Indian Inc. reflects the world of economic disturbances and tense geopolitics and distributed the lowest salary increase in almost 15 years, with the exception of one year of pandemic in 2020. This signals of the Indian labor market with prospects do not look much more clear for the upcoming evaluation. Consultation companies also indicated that retapments on the back of artificial intelligence (AI), customs wars and global uncertainty have achieved five -year maximum this year.
“The additions we projected were soon of February March. That was before the impact of tariffs and unstable uncertainty … We expected that the number would be slightly lower than what it projected. But it was below 9%.
The Aon assumed an average increase of 9.2% for 2025, but a study of more than 1,060 companies in “salary survey and turnover survey 2025-26, India” showed that the actual hike was 8.9%. It is the lowest hike in 15 years, with the exception of 2020, when the pandemic intervention was announced, the locking was announced and the company was struggling with new strategies to maintain their businesses alive. Then the increase was about 6.1%. Now, however, hiring the tide is low due to the reduction of expenditure budgets after the departure of repressive tariffs to Indian US exports, prolonged global war and volatile economy across borders.
The actual wage growth, calculated by deducting the inflation rate from the increase in salary, reflects less additional income in employees pockets. As for AONA data, while in 2025 the salary increase was 8.9%, the actual wage growth – showing how much more you can buy with the salary – 4.7%after inflation.
After a thickened year for employees, the signals for 2026 are not much better. Although it is still the first days, the AON report will project the average salary increase of 9%next year, with non -banking financial companies, real estate and infrastructure, financial institutions are expected to offer their employees a better hike than other sectors.
Headhunters head also noted that the drastic decline in negotiations of candidates and some sectors are affected more than others. “The advisory sector can see more” pay for performance “and is increasingly distinguishing partners who have a strong personal position on the market. The compensatory increase at the level of partners in switching companies is usually about 20%, of approximately 40% during Post Covid Hey Days, ”said PUNEET KALRA, CEO for Russell Reysells Associates.
In fact, with almost 10 months a year, AONA data show that even if it is involuntary wear or postponement, the level of 4.6% is the highest of 5.1% of 2020, a pandemic year. With the total number of voluntary wear in the country over the past five years, it is clear that employees will rather remain in place than a jumping ship. Mint wrote in June about hesitation in the labor market because candidates feared that the last man would be the first man.

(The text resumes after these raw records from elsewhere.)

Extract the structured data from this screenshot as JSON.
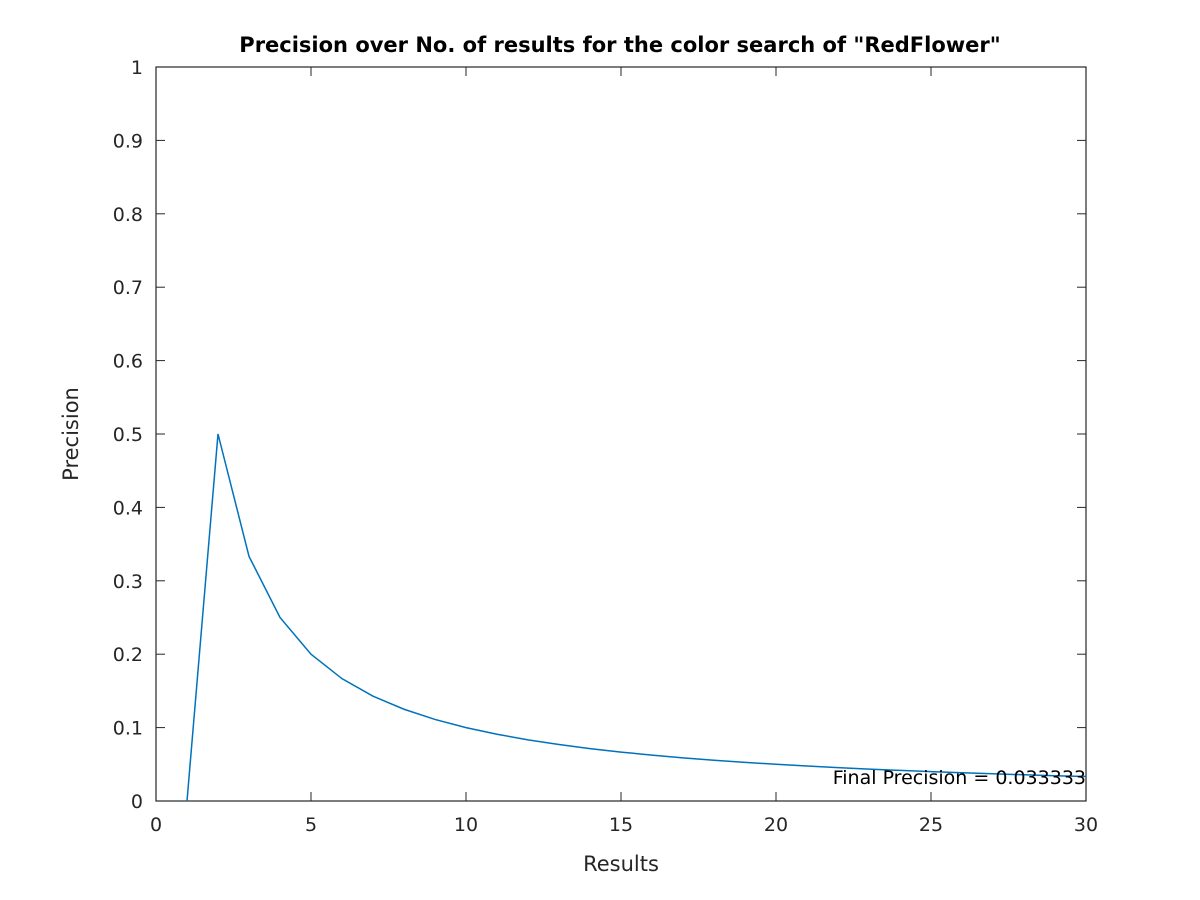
{
  "chart_data": {
    "type": "line",
    "title": "Precision over No. of results for the color search of \"RedFlower\"",
    "xlabel": "Results",
    "ylabel": "Precision",
    "xlim": [
      0,
      30
    ],
    "ylim": [
      0,
      1
    ],
    "x_ticks": [
      "0",
      "5",
      "10",
      "15",
      "20",
      "25",
      "30"
    ],
    "y_ticks": [
      "0",
      "0.1",
      "0.2",
      "0.3",
      "0.4",
      "0.5",
      "0.6",
      "0.7",
      "0.8",
      "0.9",
      "1"
    ],
    "grid": false,
    "series": [
      {
        "color": "#0072bd",
        "x": [
          1,
          2,
          3,
          4,
          5,
          6,
          7,
          8,
          9,
          10,
          11,
          12,
          13,
          14,
          15,
          16,
          17,
          18,
          19,
          20,
          21,
          22,
          23,
          24,
          25,
          26,
          27,
          28,
          29,
          30
        ],
        "y": [
          0,
          0.5,
          0.333333,
          0.25,
          0.2,
          0.166667,
          0.142857,
          0.125,
          0.111111,
          0.1,
          0.090909,
          0.083333,
          0.076923,
          0.071429,
          0.066667,
          0.0625,
          0.058824,
          0.055556,
          0.052632,
          0.05,
          0.047619,
          0.045455,
          0.043478,
          0.041667,
          0.04,
          0.038462,
          0.037037,
          0.035714,
          0.034483,
          0.033333
        ]
      }
    ],
    "annotation": "Final Precision = 0.033333"
  }
}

This is exactly the trend he has seen only a few years ago. Yo-yo-yo-yo was on the side of the candidate for several years in 2022 and 2023. During this period, the company disappeared talent when their businesses digitized and the workplace opened after the pandemic. Moonlighting and more job offers were received by the norm because employees changed their jobs at their required price.
Another powerful search company Korn Ferry has pointed out that in the last year the risk factor has slipped into compensation. “Although one can still get an addition of 20-30%, but in its compensation it is barely 60% fixed. About 40% is based on performance and stocks, and more companies have changed in this compensation structure,” said Singh, Chairman and Regional CEO in Korn Ferry, India.
While those junior levels can still be able to argue about a better hike around 30%, the middle and segments of segments may not be as happy. And it’s not just their trips; Even their roles can be divided. “The middle salary increase is now 17-22%, while the main officers of the experience (CXOS) in pharmaceutical products, production, Tech can gain a 20-25% increase during a job change,” said Pranshu Upiphyay, Regional Talent Director Michael Page. “There is also an interesting shift in the management of technology. Previously, there was one CTO (Chief Technology Director) in charge of the technique. Now there are two contributions – the CTO and the main officer of AI, which is the technology management of the organization.”